As a mixing engineer, Fryer has helped to shape the sound of many iconic records, from M/A/R/R/S’ “Pump Up the Volume” to Pete Murphy’s “Final Solution.” These two tracks show off Wire’s live sound and were released as part of a limited 12″ single to accompany “Eardrum Buzz” in 1989.


4. AC Marias – Just Talk

AC Marias was the short-lived project of Alison Conway, who recorded a single album for Mute, together with her then-boyfriend, Bruce Gilbert of Wire. The production credit for the album is given to a super-group of John Fryer, Paul Kendall, Gareth Jones and Bruce Gilbert. The roles aren’t elaborated, but Paul Kendall recalled to Wireviews:

One of my favorite records of all time. I was a bit sad that I didn’t get involved in the mixing process, but I think John Fryer did an absolutely marvelous job. The pecking order of involvement, if you discount Bruce, was Fryer, me and then Gareth Jones. I did a lot of recording and experimentation with the sound and Fryer just pulled the whole thing together. He also did all the vocal recording.

Gilbert was himself a significant influence on Fryer, and they worked on a number of iconic recordings together, including those of Dome and Duet Emmo.
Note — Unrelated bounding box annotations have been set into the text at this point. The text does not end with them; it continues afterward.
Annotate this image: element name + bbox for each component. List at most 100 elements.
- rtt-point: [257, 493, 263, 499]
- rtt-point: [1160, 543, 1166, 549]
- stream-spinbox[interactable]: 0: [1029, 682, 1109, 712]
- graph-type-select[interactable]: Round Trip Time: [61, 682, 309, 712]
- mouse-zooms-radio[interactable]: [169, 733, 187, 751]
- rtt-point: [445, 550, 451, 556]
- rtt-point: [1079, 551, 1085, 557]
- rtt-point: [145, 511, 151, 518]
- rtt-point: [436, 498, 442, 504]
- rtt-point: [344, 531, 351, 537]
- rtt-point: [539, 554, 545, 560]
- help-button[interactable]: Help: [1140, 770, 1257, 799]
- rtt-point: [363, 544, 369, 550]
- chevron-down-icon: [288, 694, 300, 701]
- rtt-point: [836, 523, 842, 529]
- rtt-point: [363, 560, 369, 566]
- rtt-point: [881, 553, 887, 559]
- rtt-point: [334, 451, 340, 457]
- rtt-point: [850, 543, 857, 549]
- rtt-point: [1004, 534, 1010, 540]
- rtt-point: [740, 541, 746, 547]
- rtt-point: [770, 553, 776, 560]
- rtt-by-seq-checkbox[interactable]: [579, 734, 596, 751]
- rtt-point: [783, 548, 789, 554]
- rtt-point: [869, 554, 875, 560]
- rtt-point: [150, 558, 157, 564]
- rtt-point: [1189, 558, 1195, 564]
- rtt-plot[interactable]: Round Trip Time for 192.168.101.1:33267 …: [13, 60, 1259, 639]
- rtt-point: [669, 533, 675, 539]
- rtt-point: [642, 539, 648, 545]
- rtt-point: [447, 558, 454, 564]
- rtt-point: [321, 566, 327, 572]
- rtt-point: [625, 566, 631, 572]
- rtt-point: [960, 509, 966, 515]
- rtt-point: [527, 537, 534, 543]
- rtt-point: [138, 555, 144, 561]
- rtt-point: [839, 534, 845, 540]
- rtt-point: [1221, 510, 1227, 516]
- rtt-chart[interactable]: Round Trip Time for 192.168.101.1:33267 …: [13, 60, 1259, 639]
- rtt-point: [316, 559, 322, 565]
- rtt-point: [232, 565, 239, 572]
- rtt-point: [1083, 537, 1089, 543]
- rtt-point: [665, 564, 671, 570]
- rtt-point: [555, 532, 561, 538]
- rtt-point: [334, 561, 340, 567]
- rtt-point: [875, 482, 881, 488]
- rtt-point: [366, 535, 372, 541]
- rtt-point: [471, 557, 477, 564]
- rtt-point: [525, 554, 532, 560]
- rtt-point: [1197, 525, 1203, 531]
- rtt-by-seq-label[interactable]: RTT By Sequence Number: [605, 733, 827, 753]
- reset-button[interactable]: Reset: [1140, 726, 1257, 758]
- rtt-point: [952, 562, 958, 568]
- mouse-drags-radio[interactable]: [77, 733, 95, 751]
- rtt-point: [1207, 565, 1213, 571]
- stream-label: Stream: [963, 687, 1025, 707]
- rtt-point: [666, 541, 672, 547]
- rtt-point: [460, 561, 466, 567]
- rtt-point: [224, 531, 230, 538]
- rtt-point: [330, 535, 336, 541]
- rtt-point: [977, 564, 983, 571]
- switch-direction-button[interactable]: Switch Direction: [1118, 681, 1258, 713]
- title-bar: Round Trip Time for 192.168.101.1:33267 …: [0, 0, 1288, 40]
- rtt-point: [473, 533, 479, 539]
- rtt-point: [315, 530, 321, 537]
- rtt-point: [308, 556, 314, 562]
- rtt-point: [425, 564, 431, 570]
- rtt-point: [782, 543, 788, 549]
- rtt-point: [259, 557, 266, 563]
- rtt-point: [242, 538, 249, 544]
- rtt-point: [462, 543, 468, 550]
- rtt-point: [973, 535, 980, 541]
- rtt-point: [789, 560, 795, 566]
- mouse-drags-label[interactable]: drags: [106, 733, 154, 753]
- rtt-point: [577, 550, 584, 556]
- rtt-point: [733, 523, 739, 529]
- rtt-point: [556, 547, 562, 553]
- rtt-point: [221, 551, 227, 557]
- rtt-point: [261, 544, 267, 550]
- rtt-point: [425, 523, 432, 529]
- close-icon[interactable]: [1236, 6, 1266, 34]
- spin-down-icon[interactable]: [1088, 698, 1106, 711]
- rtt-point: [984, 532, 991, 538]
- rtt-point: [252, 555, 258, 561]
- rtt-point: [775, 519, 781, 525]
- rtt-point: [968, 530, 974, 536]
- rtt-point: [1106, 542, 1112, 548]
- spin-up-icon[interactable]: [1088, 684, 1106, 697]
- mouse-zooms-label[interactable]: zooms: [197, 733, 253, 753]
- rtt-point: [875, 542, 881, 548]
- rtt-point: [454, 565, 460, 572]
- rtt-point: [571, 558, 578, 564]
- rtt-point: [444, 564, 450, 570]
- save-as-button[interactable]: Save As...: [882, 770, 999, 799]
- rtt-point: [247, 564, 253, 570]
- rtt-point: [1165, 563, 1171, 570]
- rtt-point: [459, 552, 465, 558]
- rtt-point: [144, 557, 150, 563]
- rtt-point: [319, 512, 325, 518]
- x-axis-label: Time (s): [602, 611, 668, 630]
Fryer was also in the chair for the soundtrack commissioned from Gilbert by dancer Michael Clark, The Shivering Man.

Conway went on to focus on videography, making music videos for Mute and other artists, but she left behind a sterling sonic legacy of her own.


3. Muricidae – Away

With LA-based Louise Fraser on vocals, Fryer has refreshed the atmospherics of This Mortal Coil and The Hope Blister for a new project, Muricidae. Named after the rock snails that leave behind complex and attractive shells for interior designers to find, an EP is on the way in the spring. As this early release hints, there is more space(echo) to be explored.


2. Silver Ghost Shimmer – Soft Landing

The strength of Fryer’s own songwriting comes through clearly in another of his current projects, Silver Ghost Shimmer. Another California singer, Pinky Turzo, provides the vocals for SGS. “Soft Landing” was the first release for SGS, and it combines elements of The Shangri-Las with decayed glamour in a smudged-lipstick kind of way.


1. This Mortal Coil – Song to the Siren

Originally recorded by Tim Buckley, “Song to the Siren” in its This Mortal Coil incarnation is widely regarded as one of the most perfect pop songs ever released. Featuring Elizabeth Fraser of Cocteau Twins on vocals, the pain and poignancy of the original is lifted to serene heights in Fryer’s hands. It is immaculate iciness incarnate.